- Born: July 15, 1884 Oshkosh, Wisconsin, U.S.
- Died: February 16, 1970 (aged 85) Washington, D.C., U.S.
- Buried: Arlington National Cemetery
- Branch: United States Navy
- Rank: Rear Admiral
- Spouse: Hazel Haynes ​(m. 1926)​

= Harold Medberry Bemis =

United States Navy admiral

Harold Medberry Bemis (July 15, 1884 – February 16, 1970) was a rear admiral in the United States Navy.

==Early life ==
Bemis was born July 15, 1884, in Oshkosh, Wisconsin.

==Personal life ==
He married Hazel Haynes on November 20, 1926.

==Military career==
Bemis graduated from the United States Naval Academy in 1906. He served on the USS Maine. He would serve in World War I as the Commander of Submarine Division Five. He graduated from the Naval War College in 1934. From 1938 to 1939, he served as a naval attache.

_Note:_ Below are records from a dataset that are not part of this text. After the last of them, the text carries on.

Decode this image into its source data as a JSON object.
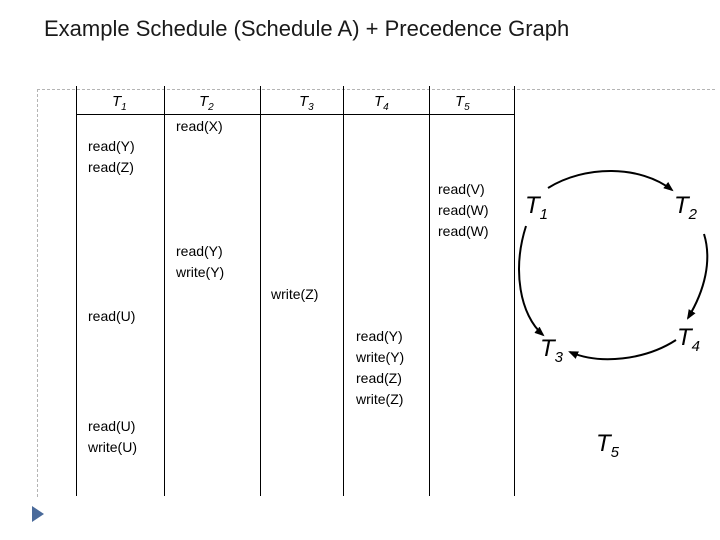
{
  "title": "Example Schedule (Schedule A) + Precedence Graph",
  "schedule": {
    "headers": [
      {
        "letter": "T",
        "sub": "1"
      },
      {
        "letter": "T",
        "sub": "2"
      },
      {
        "letter": "T",
        "sub": "3"
      },
      {
        "letter": "T",
        "sub": "4"
      },
      {
        "letter": "T",
        "sub": "5"
      }
    ],
    "ops": {
      "t2_read_x": "read(X)",
      "t1_read_y_z": "read(Y)\nread(Z)",
      "t5_ops": "read(V)\nread(W)\nread(W)",
      "t2_ops": "read(Y)\nwrite(Y)",
      "t3_write_z": "write(Z)",
      "t1_read_u": "read(U)",
      "t4_ops": "read(Y)\nwrite(Y)\nread(Z)\nwrite(Z)",
      "t1_ops_end": "read(U)\nwrite(U)"
    }
  },
  "graph": {
    "nodes": [
      {
        "letter": "T",
        "sub": "1"
      },
      {
        "letter": "T",
        "sub": "2"
      },
      {
        "letter": "T",
        "sub": "3"
      },
      {
        "letter": "T",
        "sub": "4"
      },
      {
        "letter": "T",
        "sub": "5"
      }
    ],
    "edges": [
      {
        "from": "T1",
        "to": "T2"
      },
      {
        "from": "T2",
        "to": "T4"
      },
      {
        "from": "T4",
        "to": "T3"
      },
      {
        "from": "T1",
        "to": "T3"
      }
    ],
    "edge_color": "#000000"
  },
  "bullet_color": "#4a6a9a"
}
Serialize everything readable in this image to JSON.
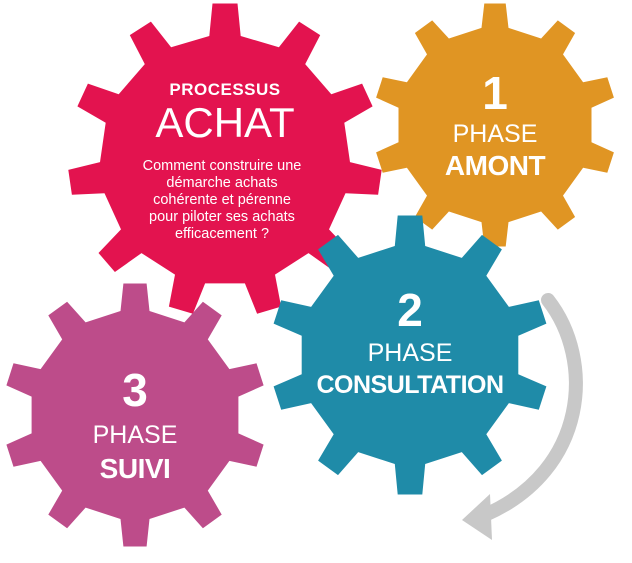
{
  "colors": {
    "achat": "#e3134f",
    "amont": "#e09523",
    "consultation": "#1f8ba8",
    "suivi": "#bd4c8a",
    "arrow": "#c8c8c8"
  },
  "achat": {
    "label": "PROCESSUS",
    "title": "ACHAT",
    "description": [
      "Comment  construire une",
      "démarche  achats",
      "cohérente  et pérenne",
      "pour piloter ses achats",
      "efficacement  ?"
    ]
  },
  "amont": {
    "number": "1",
    "phase": "PHASE",
    "name": "AMONT"
  },
  "consultation": {
    "number": "2",
    "phase": "PHASE",
    "name": "CONSULTATION"
  },
  "suivi": {
    "number": "3",
    "phase": "PHASE",
    "name": "SUIVI"
  }
}
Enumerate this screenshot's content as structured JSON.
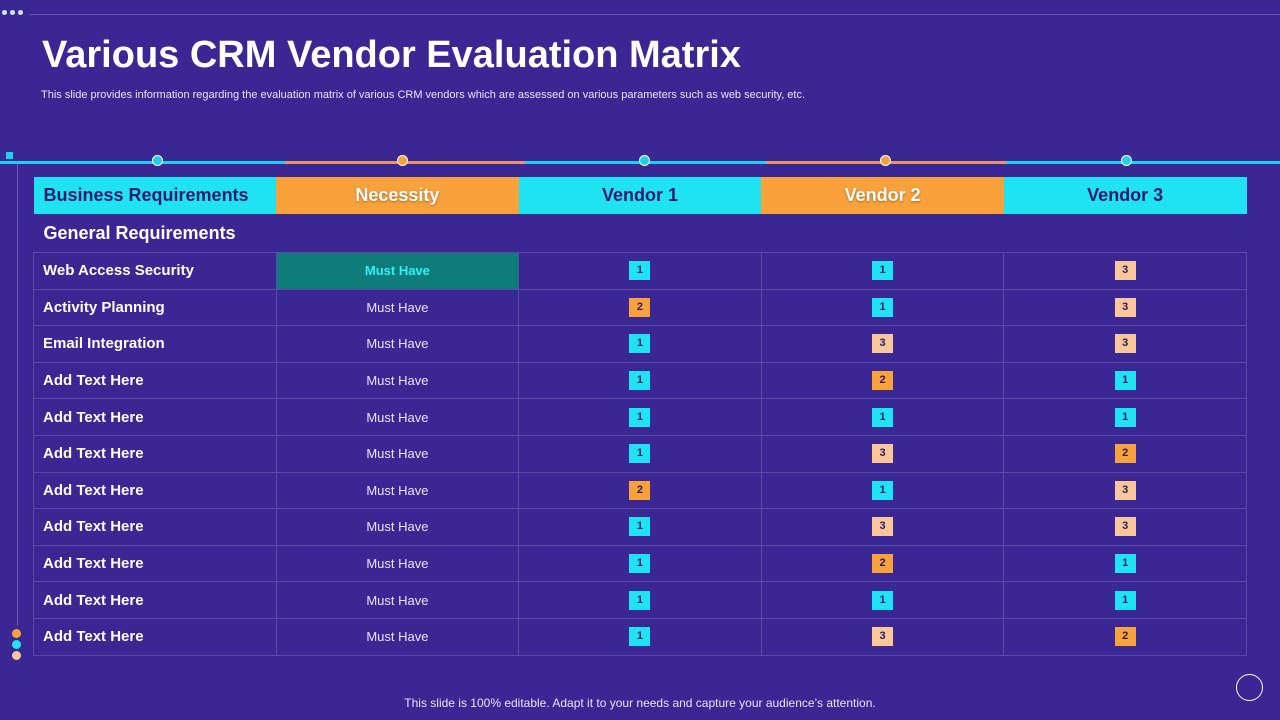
{
  "title": "Various CRM Vendor Evaluation Matrix",
  "subtitle": "This slide provides information regarding the evaluation matrix of various CRM vendors which are assessed on various parameters such as web security, etc.",
  "colors": {
    "background": "#3b2793",
    "cyan": "#1fe3f2",
    "orange": "#f9a13a",
    "peach": "#fbc79a",
    "teal": "#0e7d7a"
  },
  "table": {
    "headers": [
      "Business Requirements",
      "Necessity",
      "Vendor 1",
      "Vendor 2",
      "Vendor 3"
    ],
    "section": "General Requirements",
    "rows": [
      {
        "requirement": "Web Access Security",
        "necessity": "Must Have",
        "v1": "1",
        "v2": "1",
        "v3": "3"
      },
      {
        "requirement": "Activity Planning",
        "necessity": "Must Have",
        "v1": "2",
        "v2": "1",
        "v3": "3"
      },
      {
        "requirement": "Email Integration",
        "necessity": "Must Have",
        "v1": "1",
        "v2": "3",
        "v3": "3"
      },
      {
        "requirement": "Add Text Here",
        "necessity": "Must Have",
        "v1": "1",
        "v2": "2",
        "v3": "1"
      },
      {
        "requirement": "Add Text Here",
        "necessity": "Must Have",
        "v1": "1",
        "v2": "1",
        "v3": "1"
      },
      {
        "requirement": "Add Text Here",
        "necessity": "Must Have",
        "v1": "1",
        "v2": "3",
        "v3": "2"
      },
      {
        "requirement": "Add Text Here",
        "necessity": "Must Have",
        "v1": "2",
        "v2": "1",
        "v3": "3"
      },
      {
        "requirement": "Add Text Here",
        "necessity": "Must Have",
        "v1": "1",
        "v2": "3",
        "v3": "3"
      },
      {
        "requirement": "Add Text Here",
        "necessity": "Must Have",
        "v1": "1",
        "v2": "2",
        "v3": "1"
      },
      {
        "requirement": "Add Text Here",
        "necessity": "Must Have",
        "v1": "1",
        "v2": "1",
        "v3": "1"
      },
      {
        "requirement": "Add Text Here",
        "necessity": "Must Have",
        "v1": "1",
        "v2": "3",
        "v3": "2"
      }
    ]
  },
  "footer": "This slide is 100% editable. Adapt it to your needs and capture your audience’s attention."
}
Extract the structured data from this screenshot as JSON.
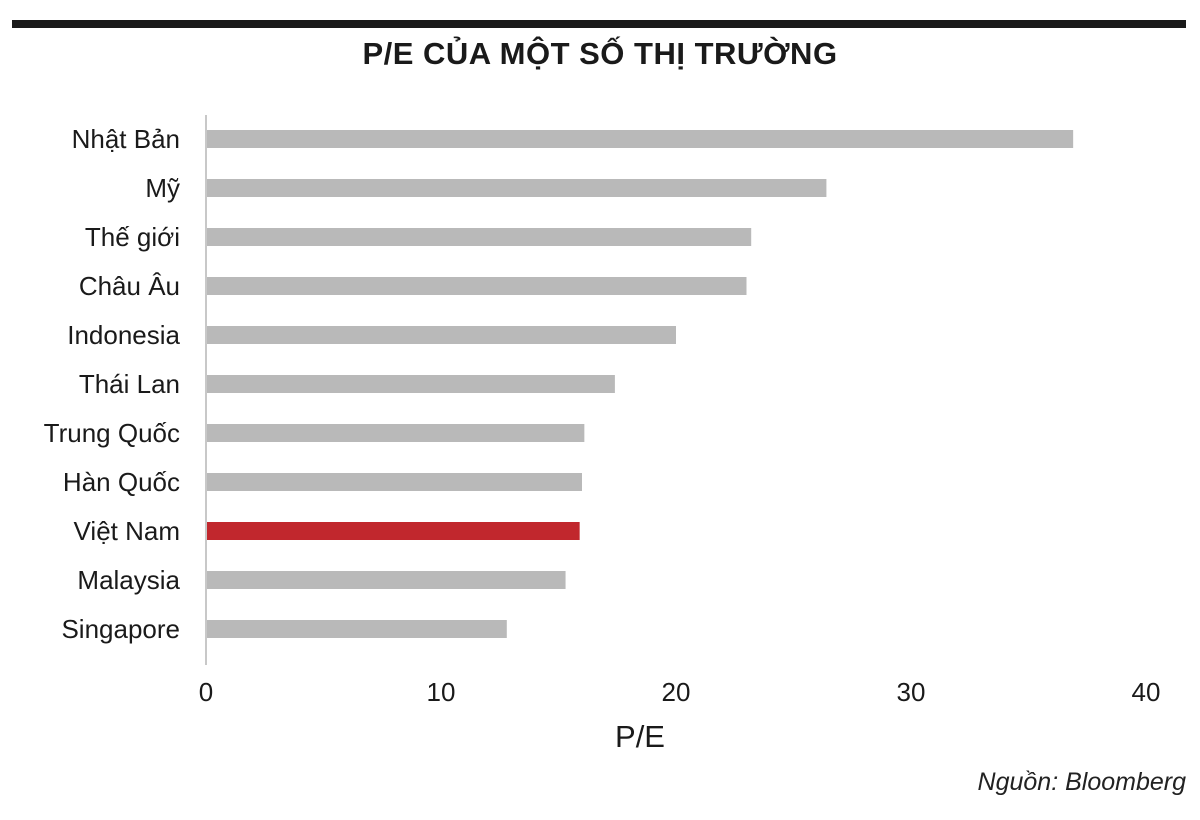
{
  "chart_data": {
    "type": "bar",
    "orientation": "horizontal",
    "title": "P/E CỦA MỘT SỐ THỊ TRƯỜNG",
    "xlabel": "P/E",
    "ylabel": "",
    "xlim": [
      0,
      40
    ],
    "xticks": [
      0,
      10,
      20,
      30,
      40
    ],
    "categories": [
      "Nhật Bản",
      "Mỹ",
      "Thế giới",
      "Châu Âu",
      "Indonesia",
      "Thái Lan",
      "Trung Quốc",
      "Hàn Quốc",
      "Việt Nam",
      "Malaysia",
      "Singapore"
    ],
    "values": [
      36.9,
      26.4,
      23.2,
      23.0,
      20.0,
      17.4,
      16.1,
      16.0,
      15.9,
      15.3,
      12.8
    ],
    "highlight_category": "Việt Nam",
    "colors": {
      "bar": "#b9b9b9",
      "highlight": "#c1272d",
      "axis": "#c8c8c8",
      "text": "#1a1a1a"
    },
    "grid": false,
    "legend": "none"
  },
  "source": "Nguồn: Bloomberg"
}
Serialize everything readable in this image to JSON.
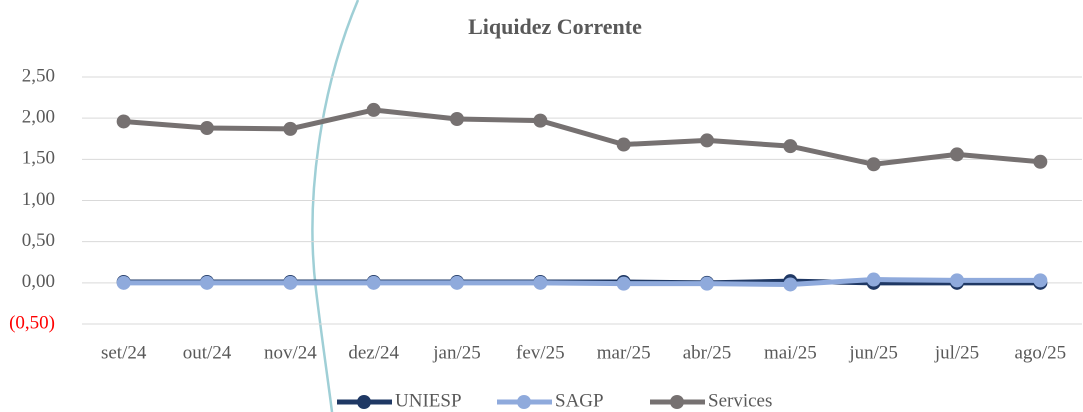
{
  "chart_data": {
    "type": "line",
    "title": "Liquidez Corrente",
    "categories": [
      "set/24",
      "out/24",
      "nov/24",
      "dez/24",
      "jan/25",
      "fev/25",
      "mar/25",
      "abr/25",
      "mai/25",
      "jun/25",
      "jul/25",
      "ago/25"
    ],
    "series": [
      {
        "name": "UNIESP",
        "color": "#1f3864",
        "values": [
          0.01,
          0.01,
          0.01,
          0.01,
          0.01,
          0.01,
          0.01,
          0.0,
          0.02,
          0.0,
          0.0,
          0.0
        ]
      },
      {
        "name": "SAGP",
        "color": "#8faadc",
        "values": [
          0.0,
          0.0,
          0.0,
          0.0,
          0.0,
          0.0,
          -0.01,
          -0.01,
          -0.02,
          0.04,
          0.03,
          0.03
        ]
      },
      {
        "name": "Services",
        "color": "#767171",
        "values": [
          1.96,
          1.88,
          1.87,
          2.1,
          1.99,
          1.97,
          1.68,
          1.73,
          1.66,
          1.44,
          1.56,
          1.47
        ]
      }
    ],
    "ylim": [
      -0.5,
      2.5
    ],
    "yticks": [
      {
        "value": -0.5,
        "label": "(0,50)"
      },
      {
        "value": 0,
        "label": "0,00"
      },
      {
        "value": 0.5,
        "label": "0,50"
      },
      {
        "value": 1,
        "label": "1,00"
      },
      {
        "value": 1.5,
        "label": "1,50"
      },
      {
        "value": 2,
        "label": "2,00"
      },
      {
        "value": 2.5,
        "label": "2,50"
      }
    ],
    "grid": true,
    "legend": "bottom"
  }
}
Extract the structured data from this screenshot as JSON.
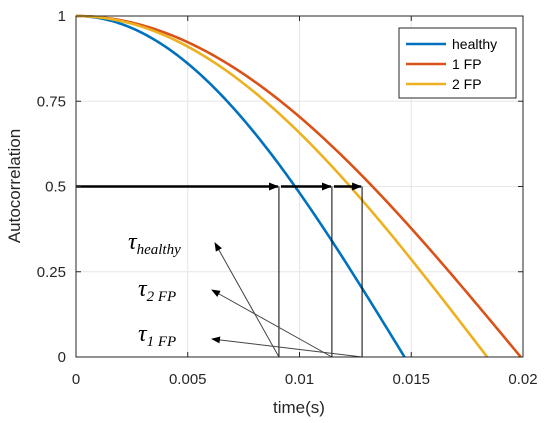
{
  "chart_data": {
    "type": "line",
    "xlabel": "time(s)",
    "ylabel": "Autocorrelation",
    "xlim": [
      0,
      0.02
    ],
    "ylim": [
      0,
      1
    ],
    "xticks": [
      0,
      0.005,
      0.01,
      0.015,
      0.02
    ],
    "xtick_labels": [
      "0",
      "0.005",
      "0.01",
      "0.015",
      "0.02"
    ],
    "yticks": [
      0,
      0.25,
      0.5,
      0.75,
      1
    ],
    "ytick_labels": [
      "0",
      "0.25",
      "0.5",
      "0.75",
      "1"
    ],
    "grid": true,
    "legend_position": "top-right",
    "series": [
      {
        "name": "healthy",
        "color": "#0072BD",
        "zero_crossing": 0.0147
      },
      {
        "name": "1 FP",
        "color": "#D95319",
        "zero_crossing": 0.0199
      },
      {
        "name": "2 FP",
        "color": "#EDB120",
        "zero_crossing": 0.0184
      }
    ],
    "half_level": 0.5,
    "crossing_times": [
      {
        "series": "healthy",
        "x": 0.00908
      },
      {
        "series": "2 FP",
        "x": 0.01145
      },
      {
        "series": "1 FP",
        "x": 0.0128
      }
    ],
    "annotations": [
      {
        "symbol": "τ",
        "subscript": "healthy",
        "points_to": 0.00908
      },
      {
        "symbol": "τ",
        "subscript": "2 FP",
        "points_to": 0.01145
      },
      {
        "symbol": "τ",
        "subscript": "1 FP",
        "points_to": 0.0128
      }
    ]
  }
}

Later, he served in World War II. His retirement was effective as of August 1, 1946.

==Civilian career==
From 1947-1953, he served as President-Chairman of the Board, Compania Anonima Venezolana Lummus in Caracas, Venezuela.

==Awards ==
He received the Navy Distinguished Service Medal, the World War I Victory Medal, the World War II Victory Medal, the American Defense Service Medal, and the American Campaign Medal. He received the Order of Abdon Calderón medal from Ecuador.

==Death and legacy ==
Bemis died on February 16, 1970, at his home in Washington, D.C., and is buried at Arlington National Cemetery.

Bemis' papers are held by United States Naval History & Heritage Command.